Android Malware Wpeeper Utilizes Compromised WordPress Sites To Conceal C2 Servers

Android Malware Wpeeper Utilizes Compromised WordPress Sites To Conceal C2 Servers

Published on May 9th, 2024

Cybersecurity analysts have unearthed a previously undisclosed strain of malware targeting Android devices, utilizing compromised WordPress sites as intermediaries for its command-and-control (C2) servers to evade detection.

Named Wpeeper, this malware operates as an ELF binary and employs the HTTPS protocol to encrypt its C2 communications.

According to researchers at the QiAnXin XLab team, Wpeeper functions as a typical backdoor Trojan for Android systems.

It encompasses various functionalities such as gathering sensitive device data, managing files and directories, transferring files to and from the device, and executing commands remotely.

The ELF binary is concealed within a repackaged application masquerading as the UPtodown App Store app for Android (package name “com.uptodown”).

The APK file, acting as a delivery mechanism for the backdoor, effectively bypasses detection measures.

The Chinese cybersecurity firm stumbled upon this malware after spotting a Wpeeper artifact with zero detection on the VirusTotal platform on April 18, 2024. However, the campaign abruptly ceased four days later.

The choice of utilizing the Uptodown App Store app for the campaign hints at an endeavor to camouflage the malicious activity under the guise of a legitimate third-party app marketplace, luring unsuspecting users into its trap.

Records from reveal that the trojanized version of the app (5.92) has been downloaded 2,609 times so far.

Wpeeper operates on a multi-tier C2 architecture employing infected WordPress sites as intermediaries to obfuscate the actual C2 servers.

The infrastructure comprises 45 C2 servers, with nine of them hardcoded into the samples to dynamically update the C2 list.

“These hardcoded servers act as C2 redirectors, forwarding the bot’s requests to the actual C2 to shield it from detection,” elucidated the researchers.

This setup also raises concerns regarding potential control over some of the hardcoded servers, posing a risk of losing access to the botnet if WordPress site administrators identify the compromise and intervene.

Commands fetched from the C2 server grant the malware the ability to gather device and file information, list installed applications, update the C2 server, download and execute additional payloads from the C2 server or a specified URL, and self-terminate.

The specific objectives and scale of the campaign remain undisclosed. However, there are suspicions that this stealthy approach might have been adopted to inflate installation figures initially and subsequently unveil the malware’s capabilities.
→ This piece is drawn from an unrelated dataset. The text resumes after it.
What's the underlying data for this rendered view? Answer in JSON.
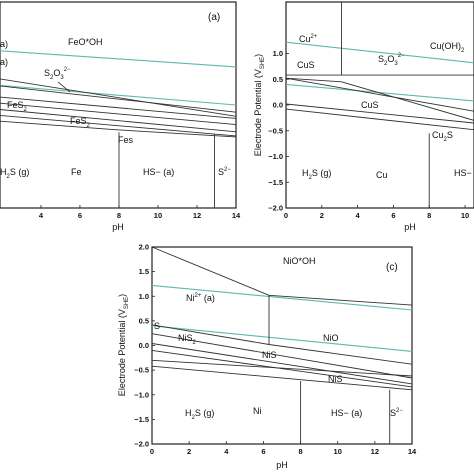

To mitigate the threats posed by such malware, it is advisable to exclusively download apps from reputable sources, and carefully scrutinize app reviews and permissions before installation.


Following the dissemination of the report, a Google representative issued a statement affirming that no apps harboring this malware were found on Google Play.

Android users are shielded against known versions of this malware by default through Google Play Protect, which can alert or block apps exhibiting malicious behavior, even if sourced from outside the Play Store.